In many families, it’s been taken for granted for generations that women are the ones who smooth over conflicts. Mothers, grandmothers, sisters, and wives have played an invisible but vital role for centuries: they are the peacekeepers, the family firefighters, sitting between two arguing relatives or listening on the phone to both sides’ complaints, trying to save family harmony.
This role often feels so natural that we hardly notice the heavy burden placed on those who slip into it—or are born into it.
I learned very young that conflict resolution at home wasn’t the adults’ job but often mine. I often heard, “Go tell your dad…” or “Let your mom know that…”. It quickly became clear to me that mediating between my parents was a better strategy than letting tensions fester. Why it was my job? Back then, I didn’t ask. Today, I do.
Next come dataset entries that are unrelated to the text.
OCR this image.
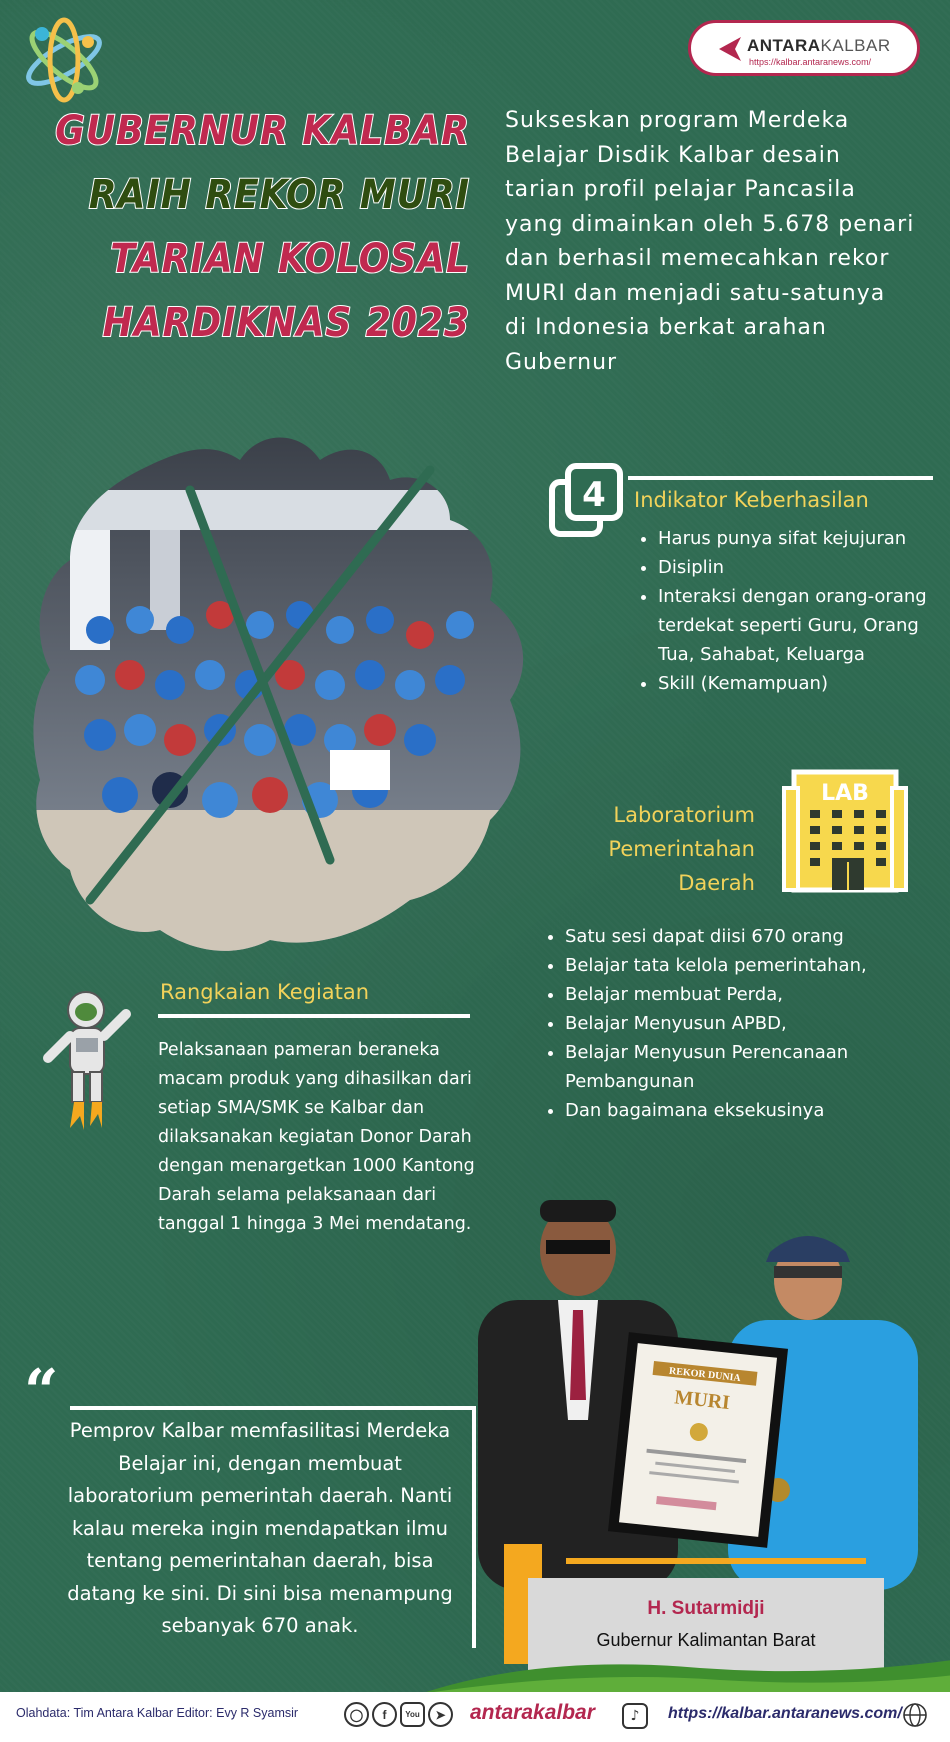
ANTARAKALBAR
https://kalbar.antaranews.com/
GUBERNUR KALBAR
RAIH REKOR MURI
TARIAN KOLOSAL
HARDIKNAS 2023
Sukseskan program Merdeka Belajar Disdik Kalbar desain tarian profil pelajar Pancasila yang dimainkan oleh 5.678 penari dan berhasil memecahkan rekor MURI dan menjadi satu-satunya di Indonesia berkat arahan Gubernur
4 Indikator Keberhasilan
• Harus punya sifat kejujuran
• Disiplin
• Interaksi dengan orang-orang terdekat seperti Guru, Orang Tua, Sahabat, Keluarga
• Skill (Kemampuan)
Laboratorium
Pemerintahan
Daerah
LAB
• Satu sesi dapat diisi 670 orang
• Belajar tata kelola pemerintahan,
• Belajar membuat Perda,
• Belajar Menyusun APBD,
• Belajar Menyusun Perencanaan Pembangunan
• Dan bagaimana eksekusinya
Rangkaian Kegiatan
Pelaksanaan pameran beraneka macam produk yang dihasilkan dari setiap SMA/SMK se Kalbar dan dilaksanakan kegiatan Donor Darah dengan menargetkan 1000 Kantong Darah selama pelaksanaan dari tanggal 1 hingga 3 Mei mendatang.
“
Pemprov Kalbar memfasilitasi Merdeka Belajar ini, dengan membuat laboratorium pemerintah daerah. Nanti kalau mereka ingin mendapatkan ilmu tentang pemerintahan daerah, bisa datang ke sini. Di sini bisa menampung sebanyak 670 anak.
REKOR DUNIA
MURI
H. Sutarmidji
Gubernur Kalimantan Barat
Olahdata: Tim Antara Kalbar Editor: Evy R Syamsir	◯	f	You	➤	antarakalbar	♪	https://kalbar.antaranews.com/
This habit, this reflex, often follows us into adulthood. I can imagine that at most family Christmas dinners, there are at least two relatives who can only be seated together if a woman sits between them: someone who will smooth over snide remarks, steer the conversation, or simply absorb the tension. Family gatherings are often overshadowed days in advance by a flood of phone calls where women—mothers, daughters, wives—take turns hearing who’s upset with whom and why. They try to create peace between people who should really be solving their issues themselves.

A Role That Rarely Gets the Respect It Deserves
The issue isn’t being a good conflict resolver, empathetic, or peace-loving. The problem is that this role rarely gets respect and is often exploited to the max. “Family peacekeepers” are too often seen not as mediators who help family members grow, but as emotional dumping grounds. Someone to unload all the poison on—what they’re really feeling but don’t dare or want to say to the person it’s meant for. In these moments, the peacekeeper isn’t a catalyst for growth but an emotional punching bag, expected to absorb others’ outbursts with understanding nods.
This role is incredibly draining over time. It steals joy from shared moments because the person acting as lightning rod is always on alert: when will the next conflict need solving? When will the conversation turn tense? When will I have to smooth things over again?
But this burden is not part of being a woman, not a natural trait, not "women’s work." It’s a social expectation passed down through generations—and it’s time to question it.
That’s why I’ve decided to be mindful not to pass this role on to my daughter. I’m not raising her to be the peacekeeper between two people who refuse to talk.

I teach her that while we can ask for help in resolving conflicts, each person must take responsibility for their own part in the solution. Taking out our negative feelings on someone else—especially a child—isn’t growth, it’s passing on a burden. That’s why I won’t let other family members use her as a messenger or emotional pawn.
I hope the next generation—her generation—will approach conflicts with much more awareness. They’ll learn that expressing emotions doesn’t mean dumping them on someone else and expecting them to handle it. Disagreements can be resolved without pushing a third party into the middle as a buffer.
As for previous generations, whether they like it or not, it’s time to learn to handle their own conflicts. Because my daughter won’t carry their burdens anymore. She won’t be the family peacekeeper—she’ll be someone who knows peace is a shared responsibility, not a legacy passed down to one woman.